The target group in this study was adults with ID who had experiences of limited guardianship. Recruiting younger people was difficult, and according to information received from elected representatives at FUB, younger people prefer to get informal support from parents or other trusted people, meaning that limited guardianship is seldom used until they have no other choice. Therefore, the inclusion criteria were adjusted in regard to age. Initially, the age range had been 18–40 years, but because it proved difficult to find young participants, the age limitations were removed. Although people with ID make up a very heterogenous group, it was difficult to involve people with different ethnic backgrounds, which is an important factor in relation to expectations and experiences of having a limited guardian.

Our results are not representative of adults with severe ID and would gain from further exploring diversity from an intersectional perspective, in relation to the characteristics of the limited guardians and clients, as well as the clients’ individually formulated assignments.


Although formal acknowledgment of support for people with ID to participate in decision-making is important from a legal standpoint, it is essential to ensure that these intentions are realized in practice. Our findings show that the assignment of limited guardianship is more complex than it initially may seem due to overlaps between the three dimensions (protecting rights, taking care of the person, and managing financial matters).

Accordingly, there is a need for a more comprehensive education where limited guardians gain knowledge about the target group that they represent.

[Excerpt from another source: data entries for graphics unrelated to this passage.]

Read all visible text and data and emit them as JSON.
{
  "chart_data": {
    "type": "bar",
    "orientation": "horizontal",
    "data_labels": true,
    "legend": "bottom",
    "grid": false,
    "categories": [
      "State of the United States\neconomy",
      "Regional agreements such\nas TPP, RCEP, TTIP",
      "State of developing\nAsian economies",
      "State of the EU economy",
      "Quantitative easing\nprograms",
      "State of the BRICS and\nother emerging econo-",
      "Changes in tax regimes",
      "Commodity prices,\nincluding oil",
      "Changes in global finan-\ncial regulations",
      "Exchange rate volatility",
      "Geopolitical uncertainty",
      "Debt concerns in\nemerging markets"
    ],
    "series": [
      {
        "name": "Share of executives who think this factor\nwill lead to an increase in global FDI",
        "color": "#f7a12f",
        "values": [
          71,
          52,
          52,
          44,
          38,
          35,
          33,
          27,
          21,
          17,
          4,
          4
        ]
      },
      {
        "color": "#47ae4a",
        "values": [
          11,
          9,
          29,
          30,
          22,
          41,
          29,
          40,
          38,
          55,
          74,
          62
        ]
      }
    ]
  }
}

In relation to adults with ID, limited guardians need to develop pedagogical skills so that limited guardians can explain the consequences of various decisions and justify the underlying reasoning for financial calculations or other proposals that are important, given a client’s living situation. To both promote self-determination for clients and develop the limited guardians’ skills, it may be beneficial to use evidence-based framework for support to decision-making.

Funding Information

Funding is received from DHR.

Competing Interests

The authors have no competing interests to declare.